Public Health England ostrzega przed paleniem marihuany
Jak przypominają lekarze, koronawirus prowadzi do poważnych problemów z układem oddechowym. Okazjonalni palacze marihuany mogą z kolei łatwo doprowadzić do podrażnienia tego układu, a nawet jego stanu zapalnego. To powoduje, że przebieg choroby jest u nich znacznie poważniejszy, a organizm ma mniejsze szanse na walkę z koronawirusem.
Informacje te wpisują się we wcześniejsze ostrzeżenia lekarzy, którzy alarmowali, że palacze mają 14-krotnie większe ryzyko na poważniejsze komplikacje choroby.
"W momencie, gdy palisz marihuanę, w twoim układzie oddechowym może pojawić się stan zapalny, podobny do tego, który pojawia się przy paleniu tytoniu" - tłumaczył dr Albert Rizzo z American Lung Association.
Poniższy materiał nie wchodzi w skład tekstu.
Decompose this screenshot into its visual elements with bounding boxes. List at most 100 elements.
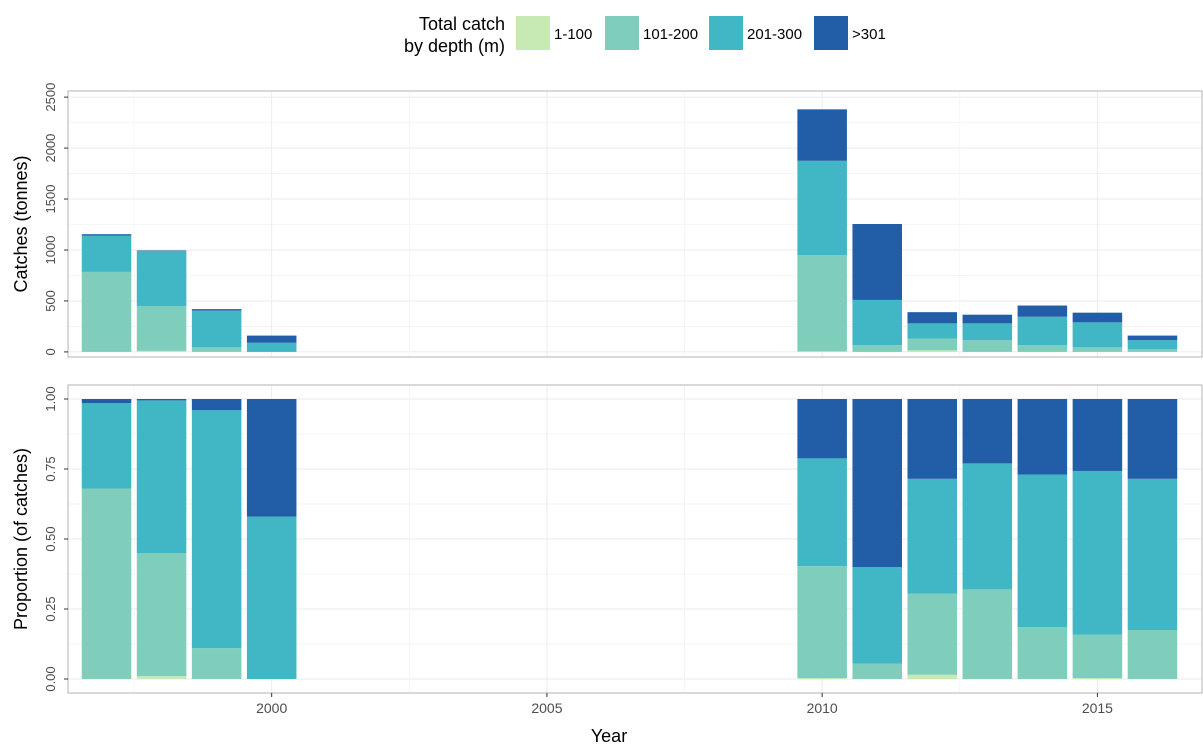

"Codzienne palenie marihuany przez pewien czas prowadzi do uszkodzenia płuc. Uszkodzenie to przypomina przewlekłą obturacyjną chorobę płuc" - dodaje ekspert.
Dodatkowym problemem dla lekarzy jest również fakt, że palacze (zarówno tytoniu, jak i innych używek) często mają suchy kaszel. Przyzwyczajeni do niego są podatni na zignorowanie tego objawu i tym samym stwierdzenie u nich zakażenia koronawirusem może się opóźniać.
Prof. John Newton z Public Health England podkreślił, że "prawdopodobnie już nigdy w życiu nie będzie bardziej uzasadnionego powodu, aby rzucić palenie".
"Nie tylko dla siebie, ale również dla ludzi obok. Zerwanie z nałogiem pomoże w zmniejszaniu rosnącej presji na NHS" - wskazał.